Hence the emphasis on practical training in the firm's eight-week course, with classroom-based lessons taking a backseat. Students will study toward earning industry qualifications such as the A+ and MCITP (Microsoft Certified IT Professional) certifications, but the content is shaped to reflect the everyday experiences of IT managers, thus centering on "real world implementations, building servers and PCs, and even interacting with customers," said Taphouse.

So far, only four teens have enrolled, which the company acknowledges is a drop in the bucket. "The numbers being trained in the Academy may seem like a drop in the ocean, but we plan to expand the scheme in coming years," said Taphouse, who added that he hoped British IT education could be improved.

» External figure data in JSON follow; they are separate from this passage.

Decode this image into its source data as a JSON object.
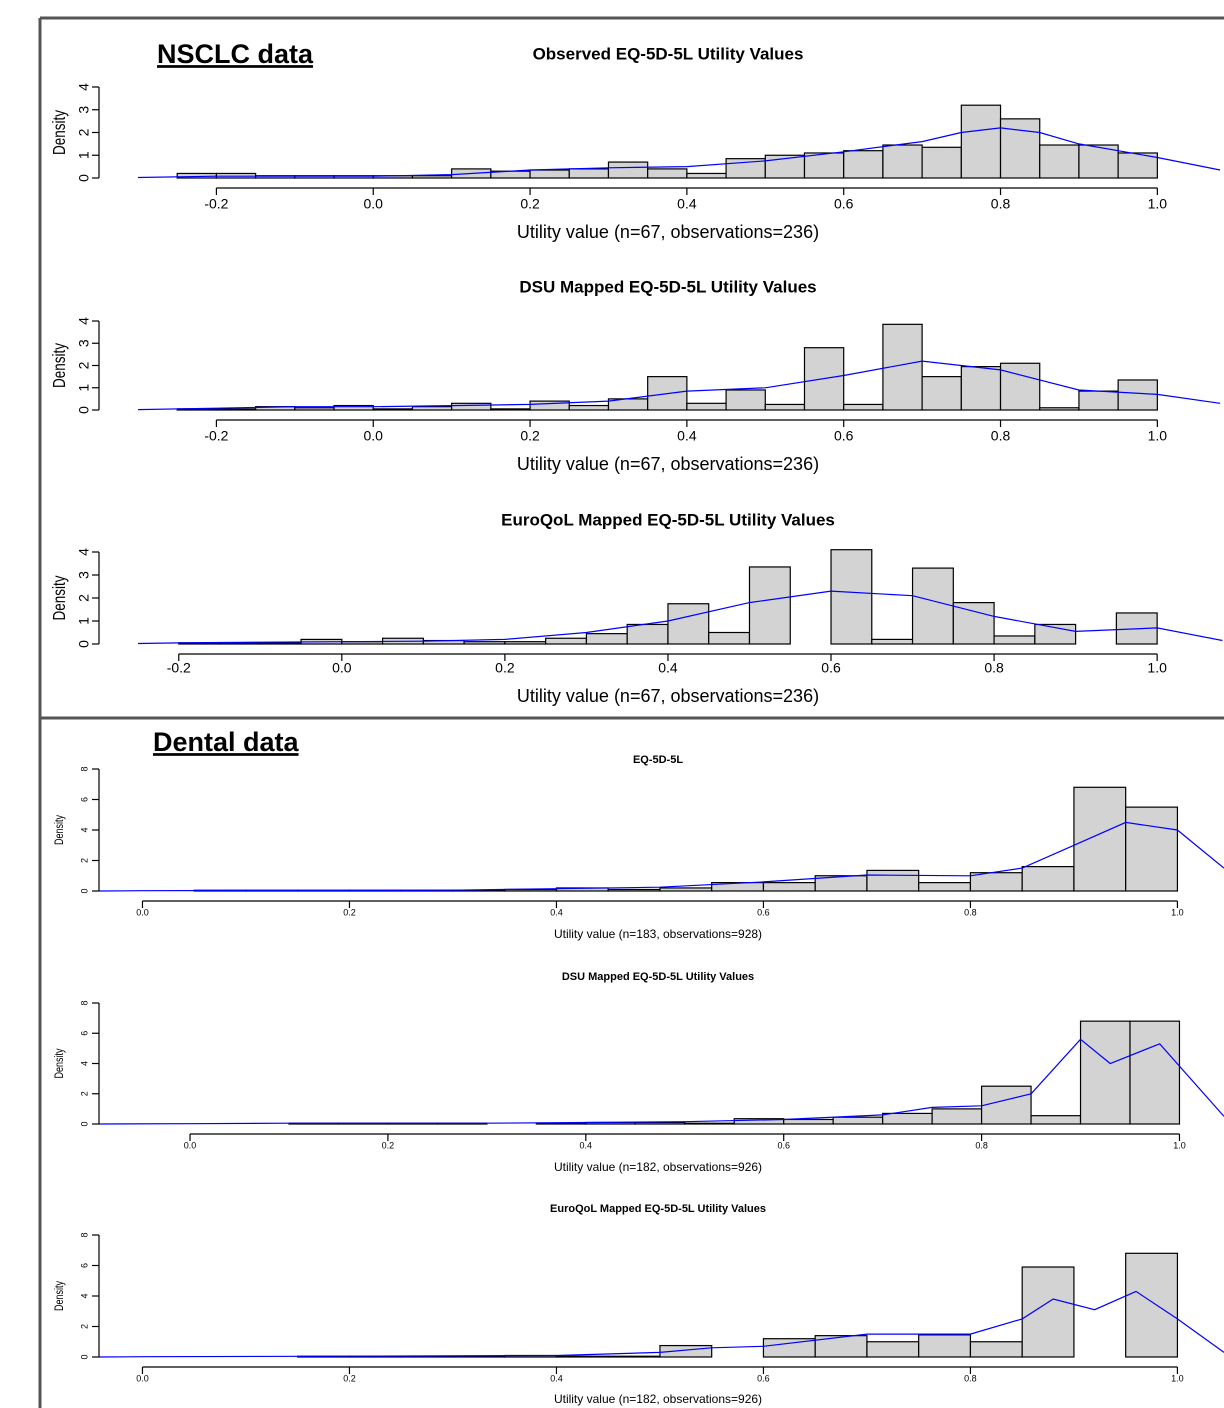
{
  "sections": [
    "NSCLC data",
    "Dental data"
  ],
  "chart_data": [
    {
      "type": "histogram",
      "title": "Observed EQ-5D-5L Utility Values",
      "x_label": "Utility value (n=67, observations=236)",
      "y_label": "Density",
      "bins": [
        -0.25,
        -0.2,
        -0.15,
        -0.1,
        -0.05,
        0,
        0.05,
        0.1,
        0.15,
        0.2,
        0.25,
        0.3,
        0.35,
        0.4,
        0.45,
        0.5,
        0.55,
        0.6,
        0.65,
        0.7,
        0.75,
        0.8,
        0.85,
        0.9,
        0.95,
        1.0
      ],
      "values": [
        0.2,
        0.2,
        0.1,
        0.1,
        0.1,
        0.1,
        0.1,
        0.4,
        0.3,
        0.35,
        0.4,
        0.7,
        0.4,
        0.2,
        0.85,
        1.0,
        1.1,
        1.2,
        1.45,
        1.35,
        3.2,
        2.6,
        1.45,
        1.45,
        1.1
      ],
      "color": "#d3d3d3",
      "curve_x": [
        -0.3,
        -0.2,
        -0.1,
        0,
        0.1,
        0.2,
        0.3,
        0.4,
        0.5,
        0.6,
        0.7,
        0.75,
        0.8,
        0.85,
        0.9,
        1.0,
        1.08
      ],
      "curve_values": [
        0.02,
        0.08,
        0.08,
        0.08,
        0.15,
        0.35,
        0.45,
        0.5,
        0.75,
        1.15,
        1.6,
        2.0,
        2.2,
        2.0,
        1.5,
        0.9,
        0.35
      ],
      "curve_color": "#0000ff",
      "xlim": [
        -0.3,
        1.085
      ],
      "ylim": [
        0,
        4
      ],
      "xticks": [
        -0.2,
        {
          "value": 0,
          "label": "0.0"
        },
        0.2,
        0.4,
        0.6,
        0.8,
        {
          "value": 1,
          "label": "1.0"
        }
      ],
      "yticks": [
        0,
        1,
        2,
        3,
        4
      ]
    },
    {
      "type": "histogram",
      "title": "DSU Mapped EQ-5D-5L Utility Values",
      "x_label": "Utility value (n=67, observations=236)",
      "y_label": "Density",
      "bins": [
        -0.25,
        -0.2,
        -0.15,
        -0.1,
        -0.05,
        0,
        0.05,
        0.1,
        0.15,
        0.2,
        0.25,
        0.3,
        0.35,
        0.4,
        0.45,
        0.5,
        0.55,
        0.6,
        0.65,
        0.7,
        0.75,
        0.8,
        0.85,
        0.9,
        0.95,
        1.0
      ],
      "values": [
        0.05,
        0.05,
        0.15,
        0.1,
        0.2,
        0.05,
        0.15,
        0.3,
        0.05,
        0.4,
        0.2,
        0.5,
        1.5,
        0.3,
        0.9,
        0.25,
        2.8,
        0.25,
        3.85,
        1.5,
        1.95,
        2.1,
        0.1,
        0.85,
        1.35
      ],
      "color": "#d3d3d3",
      "curve_x": [
        -0.3,
        -0.2,
        -0.1,
        0,
        0.1,
        0.2,
        0.3,
        0.4,
        0.5,
        0.6,
        0.7,
        0.8,
        0.9,
        1.0,
        1.08
      ],
      "curve_values": [
        0.02,
        0.08,
        0.15,
        0.15,
        0.2,
        0.25,
        0.4,
        0.85,
        1.0,
        1.55,
        2.2,
        1.8,
        0.9,
        0.7,
        0.3
      ],
      "curve_color": "#0000ff",
      "xlim": [
        -0.3,
        1.085
      ],
      "ylim": [
        0,
        4
      ],
      "xticks": [
        -0.2,
        {
          "value": 0,
          "label": "0.0"
        },
        0.2,
        0.4,
        0.6,
        0.8,
        {
          "value": 1,
          "label": "1.0"
        }
      ],
      "yticks": [
        0,
        1,
        2,
        3,
        4
      ]
    },
    {
      "type": "histogram",
      "title": "EuroQoL Mapped EQ-5D-5L Utility Values",
      "x_label": "Utility value (n=67, observations=236)",
      "y_label": "Density",
      "bins": [
        -0.2,
        -0.15,
        -0.1,
        -0.05,
        0,
        0.05,
        0.1,
        0.15,
        0.2,
        0.25,
        0.3,
        0.35,
        0.4,
        0.45,
        0.5,
        0.55,
        0.6,
        0.65,
        0.7,
        0.75,
        0.8,
        0.85,
        0.9,
        0.95,
        1.0
      ],
      "values": [
        0.05,
        0.05,
        0.05,
        0.2,
        0.1,
        0.25,
        0.15,
        0.1,
        0.1,
        0.25,
        0.45,
        0.85,
        1.75,
        0.5,
        3.35,
        0,
        4.1,
        0.2,
        3.3,
        1.8,
        0.35,
        0.85,
        0,
        1.35
      ],
      "color": "#d3d3d3",
      "curve_x": [
        -0.25,
        -0.2,
        -0.1,
        0,
        0.1,
        0.2,
        0.3,
        0.4,
        0.5,
        0.6,
        0.7,
        0.8,
        0.9,
        1.0,
        1.08
      ],
      "curve_values": [
        0.02,
        0.05,
        0.08,
        0.1,
        0.12,
        0.2,
        0.5,
        1.0,
        1.8,
        2.3,
        2.1,
        1.2,
        0.55,
        0.7,
        0.15
      ],
      "curve_color": "#0000ff",
      "xlim": [
        -0.25,
        1.082
      ],
      "ylim": [
        0,
        4
      ],
      "xticks": [
        -0.2,
        {
          "value": 0,
          "label": "0.0"
        },
        0.2,
        0.4,
        0.6,
        0.8,
        {
          "value": 1,
          "label": "1.0"
        }
      ],
      "yticks": [
        0,
        1,
        2,
        3,
        4
      ]
    },
    {
      "type": "histogram",
      "title": "EQ-5D-5L",
      "x_label": "Utility value (n=183, observations=928)",
      "y_label": "Density",
      "bins": [
        0,
        0.05,
        0.1,
        0.15,
        0.2,
        0.25,
        0.3,
        0.35,
        0.4,
        0.45,
        0.5,
        0.55,
        0.6,
        0.65,
        0.7,
        0.75,
        0.8,
        0.85,
        0.9,
        0.95,
        1.0
      ],
      "values": [
        0,
        0.05,
        0.05,
        0.05,
        0.05,
        0.05,
        0.05,
        0.1,
        0.2,
        0.1,
        0.2,
        0.55,
        0.55,
        1.0,
        1.35,
        0.55,
        1.2,
        1.6,
        6.8,
        5.5
      ],
      "color": "#d3d3d3",
      "curve_x": [
        -0.042,
        0,
        0.1,
        0.2,
        0.3,
        0.4,
        0.5,
        0.6,
        0.7,
        0.8,
        0.85,
        0.9,
        0.95,
        1.0,
        1.045
      ],
      "curve_values": [
        0,
        0.02,
        0.03,
        0.03,
        0.05,
        0.15,
        0.25,
        0.6,
        1.05,
        1.0,
        1.5,
        3.0,
        4.5,
        4.0,
        1.5
      ],
      "curve_color": "#0000ff",
      "xlim": [
        -0.042,
        1.045
      ],
      "ylim": [
        0,
        8
      ],
      "xticks": [
        {
          "value": 0,
          "label": "0.0"
        },
        0.2,
        0.4,
        0.6,
        0.8,
        {
          "value": 1,
          "label": "1.0"
        }
      ],
      "yticks": [
        0,
        2,
        4,
        6,
        8
      ]
    },
    {
      "type": "histogram",
      "title": "DSU Mapped EQ-5D-5L Utility Values",
      "x_label": "Utility value (n=182, observations=926)",
      "y_label": "Density",
      "bins": [
        0,
        0.05,
        0.1,
        0.15,
        0.2,
        0.25,
        0.3,
        0.35,
        0.4,
        0.45,
        0.5,
        0.55,
        0.6,
        0.65,
        0.7,
        0.75,
        0.8,
        0.85,
        0.9,
        0.95,
        1.0
      ],
      "values": [
        0,
        0,
        0.05,
        0.05,
        0.05,
        0.05,
        0,
        0.05,
        0.1,
        0.1,
        0.05,
        0.35,
        0.3,
        0.45,
        0.7,
        1.0,
        2.5,
        0.55,
        6.8,
        6.8
      ],
      "color": "#d3d3d3",
      "curve_x": [
        -0.092,
        0,
        0.1,
        0.3,
        0.4,
        0.5,
        0.6,
        0.7,
        0.75,
        0.8,
        0.85,
        0.9,
        0.93,
        0.98,
        1.045
      ],
      "curve_values": [
        0,
        0.02,
        0.05,
        0.05,
        0.1,
        0.15,
        0.3,
        0.6,
        1.1,
        1.2,
        2.0,
        5.6,
        4.0,
        5.3,
        0.5
      ],
      "curve_color": "#0000ff",
      "xlim": [
        -0.092,
        1.045
      ],
      "ylim": [
        0,
        8
      ],
      "xticks": [
        {
          "value": 0,
          "label": "0.0"
        },
        0.2,
        0.4,
        0.6,
        0.8,
        {
          "value": 1,
          "label": "1.0"
        }
      ],
      "yticks": [
        0,
        2,
        4,
        6,
        8
      ]
    },
    {
      "type": "histogram",
      "title": "EuroQoL Mapped EQ-5D-5L Utility Values",
      "x_label": "Utility value (n=182, observations=926)",
      "y_label": "Density",
      "bins": [
        0,
        0.05,
        0.1,
        0.15,
        0.2,
        0.25,
        0.3,
        0.35,
        0.4,
        0.45,
        0.5,
        0.55,
        0.6,
        0.65,
        0.7,
        0.75,
        0.8,
        0.85,
        0.9,
        0.95,
        1.0
      ],
      "values": [
        0,
        0,
        0,
        0.05,
        0.05,
        0.05,
        0.05,
        0.1,
        0.05,
        0.05,
        0.75,
        0,
        1.2,
        1.4,
        1.0,
        1.45,
        1.0,
        5.9,
        0,
        6.8
      ],
      "color": "#d3d3d3",
      "curve_x": [
        -0.042,
        0,
        0.2,
        0.4,
        0.5,
        0.55,
        0.6,
        0.7,
        0.8,
        0.85,
        0.88,
        0.92,
        0.96,
        1.0,
        1.045
      ],
      "curve_values": [
        0,
        0.02,
        0.05,
        0.1,
        0.3,
        0.6,
        0.7,
        1.5,
        1.5,
        2.5,
        3.8,
        3.1,
        4.3,
        2.5,
        0.3
      ],
      "curve_color": "#0000ff",
      "xlim": [
        -0.042,
        1.045
      ],
      "ylim": [
        0,
        8
      ],
      "xticks": [
        {
          "value": 0,
          "label": "0.0"
        },
        0.2,
        0.4,
        0.6,
        0.8,
        {
          "value": 1,
          "label": "1.0"
        }
      ],
      "yticks": [
        0,
        2,
        4,
        6,
        8
      ]
    }
  ]
}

Some of his four students agreed that British high school IT classes are lacking. "I believe the standard of IT education is not enough -- a lot of students have computers and laptops at home already, so schools should take IT education to the next level," said Kareem Khan Pathan. "There should be more options. I have always wanted to learn how to troubleshoot and configure computers but this option was available at school."

"When I was studying IT in high school it was mostly spreadsheet based," said Mitesh Bhudia. "I was hoping for a more technical [education] where you would get to open the PC up get to examine components, build your own PC and do a bit of programming here and there."

All the Bright Academy students have high hopes the course will give them an edge in the job market.

"I think working in the Bright Academy will increase the chances of me getting a job by improving my knowledge and skills whilst gaining a lot of vital experience," said Aaron Kamese.

The fourth student, Benjamin Keeley, 18, is trying IT after spending several months competing with large numbers of applicants for entry-level jobs in retail.

Although Europe's economy demands more IT workers, according to the BBC, the number of skilled IT graduates is failing to keep pace. Ernst & Young has said the U.K.'s skills gap will "probably take a generation to fill" thanks to the decision by many large British organizations to offshore their technology operations to India in the mid-1990s.